The institute, a frontrunner in the quest for education reform, has catalogued a number of even more outrageous fees charged to access teaching materials. In May 2021, parents of children in a West Michigan school district were told to pay over $400,000 for the privilege of viewing documents that included words like “critical race theory,” “anti-racist,” “equity,” “diversity,” and “inclusion.” In September 2021, parents in Minnesota were informed it would cost them over $900,000 to access documents concerning critical race theory. And in Rhode Island, a woman was told to pony up $74,000 to see what her kindergarten-age girl would be taught in school — and was, in addition, sued by the National Education Association (NEA) for asking about it.

It is just this sort of bureaucratic obfuscation and harassment — and attempts to hide from parents what exactly is going on in their kids’ classrooms — that has prompted states to pass academic transparency laws. According to Christopher Rufo at the City Journal, as of February 2022, legislators in 19 states had taken up bills insisting on transparency in K-12 education. Such legislation would require school districts to make available to parents, online, the materials used in classroom instruction.

Not surprisingly, the pushback from the establishment educational quadrant has been severe. Once the NEA went all-in on critical race theory, there was little question efforts toward academic transparency would meet vigorous resistance from teachers unions, who have been aided by the erstwhile pro-transparency ACLU in suppressing parental rights. One ACLU lawyer said: “Some of these so-called ‘curriculum transparency bills’ are thinly veiled attempts at chilling teachers and students from learning and talking about race and gender in schools.” Under such pressure, some state legislatures have voted down such bills.

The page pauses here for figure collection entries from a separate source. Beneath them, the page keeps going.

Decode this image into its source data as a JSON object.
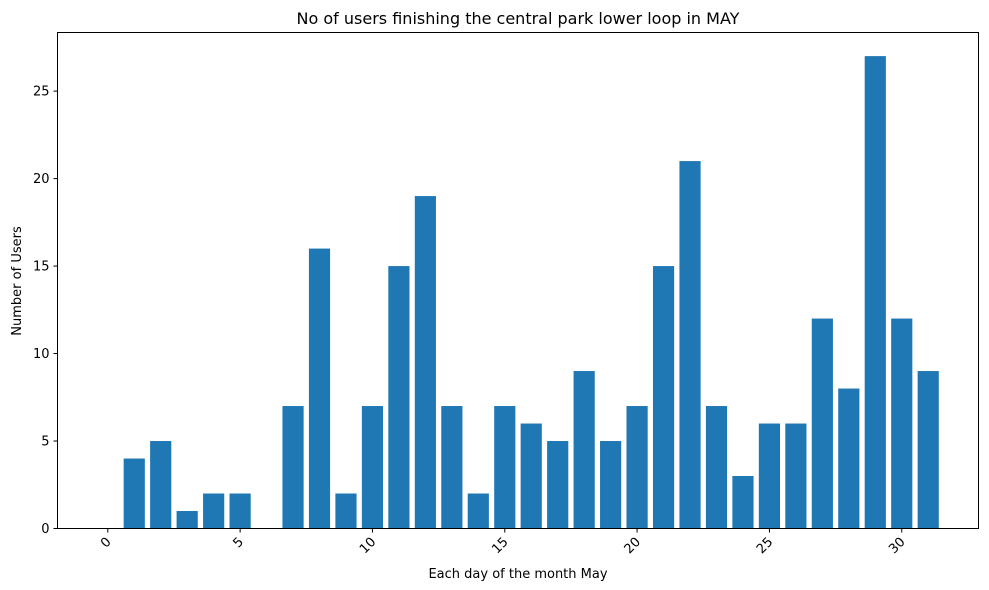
{
  "chart_data": {
    "type": "bar",
    "title": "No of users finishing the central park lower loop in  MAY",
    "xlabel": "Each day of the month May",
    "ylabel": "Number of Users",
    "x": [
      1,
      2,
      3,
      4,
      5,
      6,
      7,
      8,
      9,
      10,
      11,
      12,
      13,
      14,
      15,
      16,
      17,
      18,
      19,
      20,
      21,
      22,
      23,
      24,
      25,
      26,
      27,
      28,
      29,
      30,
      31
    ],
    "values": [
      4,
      5,
      1,
      2,
      2,
      0,
      7,
      16,
      2,
      7,
      15,
      19,
      7,
      2,
      7,
      6,
      5,
      9,
      5,
      7,
      15,
      21,
      7,
      3,
      6,
      6,
      12,
      8,
      27,
      12,
      9
    ],
    "xlim": [
      -1.9,
      32.9
    ],
    "ylim": [
      0,
      28.35
    ],
    "xticks": [
      "0",
      "5",
      "10",
      "15",
      "20",
      "25",
      "30"
    ],
    "yticks": [
      "0",
      "5",
      "10",
      "15",
      "20",
      "25"
    ],
    "bar_color": "#1f77b4",
    "grid": false
  }
}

Litkouhi also expressed concerns about the larger repercussions of Cunningham’s ruling. She said, “What’s being taught in Rochester Schools is becoming less concerning to me than a judge concluding FOIA law in Michigan can cover public employers but not employees, in this instance school administrators but not teachers, and also that instructional materials used in classrooms are considered private.”

Some fear Cunningham’s ruling will make accessing government documents even more difficult in the future. Mackinac Center attorney Steve Delie told the Center Square: “Should the reasoning of this case be applied to its fullest extent, it’s questionable whether records created by local government or university employees would be subject to FOIA, even if they clearly relate to a public function. We will appeal this decision to ensure that parents, citizens, and journalist continue to have access to the records needed to hold government accountable and fully participate in the Democratic process.”

Notwithstanding Judge Cunningham’s Dec. 15 ruling, Carol Beth Litkouhi may finally get to see up close and personal what teachers in the Rochester, Michigan, school district are teaching their students.

In November’s election, she won a six-year seat on the Rochester Community School Board.